Türkiye Cumhuriyeti'nin kurucusu, büyük önder Mustafa Kemal Atatürk'ün bağımsızlık mücadelesinin merkezi olan Ankara'ya gelişinin üzerinden tam 104 koca yıl geçti.
I. Dünya Savaşı'nın bitmesiyle Osmanlı İmparatorluğu tamamen parçalanmıştı. Teslimiyet belgesi niteliğinde olan Mondros Ateşkes Antlaşması imzalanmış ve ilgili maddelere dayanılarak İstanbul başta olmak üzere Anadolu'nun birçok bölgesi emperyalist güçler tarafından işgal edilmişti. Dışarıda durum bu minvalde iken içeride de manda taraftarı olan bir sürü dahili düşman türemişti.
Devlet ve millet yekvucut olmuş çıkış yolu arıyordu.
Bu durum Nutuk'ta;
"Bu vaziyet karşısında bir tek karar vardı. O da millî egemenliğe dayanan, kayıtsız ve şartsız müstakil yeni bir Türk Devleti tesis etmek! İşte, daha İstanbul'dan çıkmadan evvel düşündüğümüz ve Samsun'da, Anadolu topraklarına ayak basar basmaz uygulamaya başladığımız karar, bu karar olmuştur."
diye bahseder Mustafa Kemal Paşa. Mustafa Kemal Paşa’nın 19 Mayıs 1919 tarihinde Samsun'a çıkışıyla başlayan Milli Mücadele dönemi, bütün imkânsızlıklara rağmen bir milletin küllerinden doğuşunun destanıdır.
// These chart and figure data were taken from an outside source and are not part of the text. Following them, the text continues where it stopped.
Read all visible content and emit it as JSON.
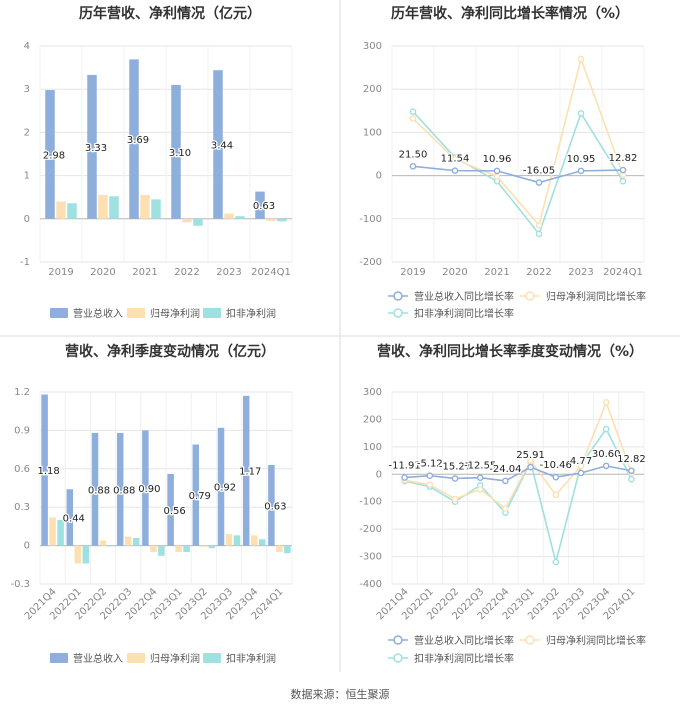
{
  "source_note": "数据来源：恒生聚源",
  "colors": {
    "revenue": "#8eaedc",
    "parent_profit": "#fde0b2",
    "deducted_profit": "#9fe0e0",
    "grid": "#e6e6e6",
    "axis_text": "#888888",
    "title": "#333333",
    "divider": "#dddddd"
  },
  "chart_data": [
    {
      "id": "c1",
      "type": "bar",
      "title": "历年营收、净利情况（亿元）",
      "categories": [
        "2019",
        "2020",
        "2021",
        "2022",
        "2023",
        "2024Q1"
      ],
      "series": [
        {
          "name": "营业总收入",
          "color_key": "revenue",
          "values": [
            2.98,
            3.33,
            3.69,
            3.1,
            3.44,
            0.63
          ],
          "labels": [
            "2.98",
            "3.33",
            "3.69",
            "3.10",
            "3.44",
            "0.63"
          ]
        },
        {
          "name": "归母净利润",
          "color_key": "parent_profit",
          "values": [
            0.4,
            0.55,
            0.55,
            -0.08,
            0.12,
            -0.05
          ]
        },
        {
          "name": "扣非净利润",
          "color_key": "deducted_profit",
          "values": [
            0.36,
            0.52,
            0.45,
            -0.16,
            0.06,
            -0.06
          ]
        }
      ],
      "ylim": [
        -1,
        4
      ],
      "yticks": [
        "-1",
        "0",
        "1",
        "2",
        "3",
        "4"
      ],
      "ytick_values": [
        -1,
        0,
        1,
        2,
        3,
        4
      ],
      "legend": "bottom"
    },
    {
      "id": "c2",
      "type": "line",
      "title": "历年营收、净利同比增长率情况（%）",
      "categories": [
        "2019",
        "2020",
        "2021",
        "2022",
        "2023",
        "2024Q1"
      ],
      "series": [
        {
          "name": "营业总收入同比增长率",
          "color_key": "revenue",
          "values": [
            21.5,
            11.54,
            10.96,
            -16.05,
            10.95,
            12.82
          ],
          "labels": [
            "21.50",
            "11.54",
            "10.96",
            "-16.05",
            "10.95",
            "12.82"
          ]
        },
        {
          "name": "归母净利润同比增长率",
          "color_key": "parent_profit",
          "values": [
            132,
            38,
            -2,
            -115,
            270,
            2
          ]
        },
        {
          "name": "扣非净利润同比增长率",
          "color_key": "deducted_profit",
          "values": [
            148,
            42,
            -13,
            -135,
            144,
            -13
          ]
        }
      ],
      "ylim": [
        -200,
        300
      ],
      "yticks": [
        "-200",
        "-100",
        "0",
        "100",
        "200",
        "300"
      ],
      "ytick_values": [
        -200,
        -100,
        0,
        100,
        200,
        300
      ],
      "legend": "bottom"
    },
    {
      "id": "c3",
      "type": "bar",
      "title": "营收、净利季度变动情况（亿元）",
      "categories": [
        "2021Q4",
        "2022Q1",
        "2022Q2",
        "2022Q3",
        "2022Q4",
        "2023Q1",
        "2023Q2",
        "2023Q3",
        "2023Q4",
        "2024Q1"
      ],
      "series": [
        {
          "name": "营业总收入",
          "color_key": "revenue",
          "values": [
            1.18,
            0.44,
            0.88,
            0.88,
            0.9,
            0.56,
            0.79,
            0.92,
            1.17,
            0.63
          ],
          "labels": [
            "1.18",
            "0.44",
            "0.88",
            "0.88",
            "0.90",
            "0.56",
            "0.79",
            "0.92",
            "1.17",
            "0.63"
          ]
        },
        {
          "name": "归母净利润",
          "color_key": "parent_profit",
          "values": [
            0.22,
            -0.14,
            0.04,
            0.07,
            -0.05,
            -0.05,
            -0.01,
            0.09,
            0.08,
            -0.05
          ]
        },
        {
          "name": "扣非净利润",
          "color_key": "deducted_profit",
          "values": [
            0.2,
            -0.14,
            0.0,
            0.06,
            -0.08,
            -0.05,
            -0.02,
            0.08,
            0.05,
            -0.06
          ]
        }
      ],
      "ylim": [
        -0.3,
        1.2
      ],
      "yticks": [
        "-0.3",
        "0",
        "0.3",
        "0.6",
        "0.9",
        "1.2"
      ],
      "ytick_values": [
        -0.3,
        0,
        0.3,
        0.6,
        0.9,
        1.2
      ],
      "legend": "bottom",
      "rotate_x": true
    },
    {
      "id": "c4",
      "type": "line",
      "title": "营收、净利同比增长率季度变动情况（%）",
      "categories": [
        "2021Q4",
        "2022Q1",
        "2022Q2",
        "2022Q3",
        "2022Q4",
        "2023Q1",
        "2023Q2",
        "2023Q3",
        "2023Q4",
        "2024Q1"
      ],
      "series": [
        {
          "name": "营业总收入同比增长率",
          "color_key": "revenue",
          "values": [
            -11.91,
            -5.12,
            -15.27,
            -12.55,
            -24.04,
            25.91,
            -10.46,
            4.77,
            30.6,
            12.82
          ],
          "labels": [
            "-11.91",
            "-5.12",
            "-15.27",
            "-12.55",
            "-24.04",
            "25.91",
            "-10.46",
            "4.77",
            "30.60",
            "12.82"
          ]
        },
        {
          "name": "归母净利润同比增长率",
          "color_key": "parent_profit",
          "values": [
            -22,
            -38,
            -90,
            -55,
            -125,
            50,
            -75,
            30,
            262,
            5
          ]
        },
        {
          "name": "扣非净利润同比增长率",
          "color_key": "deducted_profit",
          "values": [
            -25,
            -45,
            -100,
            -40,
            -140,
            45,
            -320,
            35,
            165,
            -18
          ]
        }
      ],
      "ylim": [
        -400,
        300
      ],
      "yticks": [
        "-400",
        "-300",
        "-200",
        "-100",
        "0",
        "100",
        "200",
        "300"
      ],
      "ytick_values": [
        -400,
        -300,
        -200,
        -100,
        0,
        100,
        200,
        300
      ],
      "legend": "bottom",
      "rotate_x": true
    }
  ]
}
İşte bu destan, Mustafa Kemal Atatürk'ün stratejik planlama yapma yeteneğinin bir üründür. Anadolu’da başlayan Milli Mücadele adım adım Havza Mitingi’nden başlayarak planlamış, milli harekete Amasya Tamimi, Erzurum ve Sivas Kongreleri’yle büyük bir ivme kazanmistir. Tüm şehirlere telgraflar gönderilirken, vatandaşlarca seçilen temsilcilerin Ankara'da bir araya gelmesi istenmistir. Ankara'nın stratejik konumu nedeniyle "Milli Mücadelenin en iyi şekilde Ankara'dan yönetileceğini düşünen" Atatürk, Ankara'da toplanmayı uygun buldu. Mustafa Kemal Paşa, Ankara'ya hareketlerini 16 Aralık 1919'da ilgililere bildirdi. Mustafa Kemal Paşa bu yolculukta Türk'ün damarlarında akan asil kana güvendi. Çünkü arkasında;
"Ey şimdi süzgün, rüzgârlarda dalgalı;
Barışın güvercini, savaşın kartalı
Yüksek yerlerde açan çiçeğim.
Senin altında doğdum.
Senin altında öleceğim."
Arif Nihat Asya
diyen bir Türk Milleti vardı.
Sivas'tan 18 Aralık 1919'da, soğuk bir kış günü yola çıkan heyet, yol güzergahı boyunca vatandaşlardan Milli Mücadeleye destek istedi. Mustafa Kemal Paşa, Heyet-i Temsiliye üyeleriyle 9 gün süren yolculuk sonrasında 27 Aralık 1919'da Ankara'ya ulaştı. Ankara halkı, Atatürk'ü ve Heyet-i Temsiliye Üyelerini büyük bir coşkuyla karşıladı. Bu coşku karşısında duygulanan Atatürk, Ankara halkına teşekkür etti. Atatürk, 27 Aralıkta Dikmen sırtlarında karşılanmalarını yıllar sonra "Ankaralılar beni misli görülmemiş bir heyecanla karşıladılar." ifadeleriyle anlatır. Mustafa Kemal Paşa, Dikmen'e geldiklerinde otomobilinden inerek karşılamada bulunanların ellerini tek tek sıktı ve Seymenleri "Merhaba Efeler" diyerek selamladı. Atatürk, daha sonra Ankara'daki ilk karargahı olan Ziraat Mektebi'ne yerleşti. Atatürk'ün Ankara'ya gelişi, bağımsız Türkiye Cumhuriyeti'nin kurulması ve Kurtuluş Savaşı'nın başlatılması için dönüm noktalarından birisi oldu. Böylece, BMM'nin kuruluşu ve Türk ordusunun düşman karşısında planlı şekilde harekete geçmesi için hazırlıklar Ankara'da yapıldı.
Milli Mücadelenin zaferle taçlandırılması sonrası Ankara, yeni Türkiye Cumhuriyeti'nin başkenti olarak tarihteki yerini aldı.
Bu vesileyle bu vatan için canlarını feda eden tüm şehit ve gazirimizi rahmetle, minnetle anıyorum.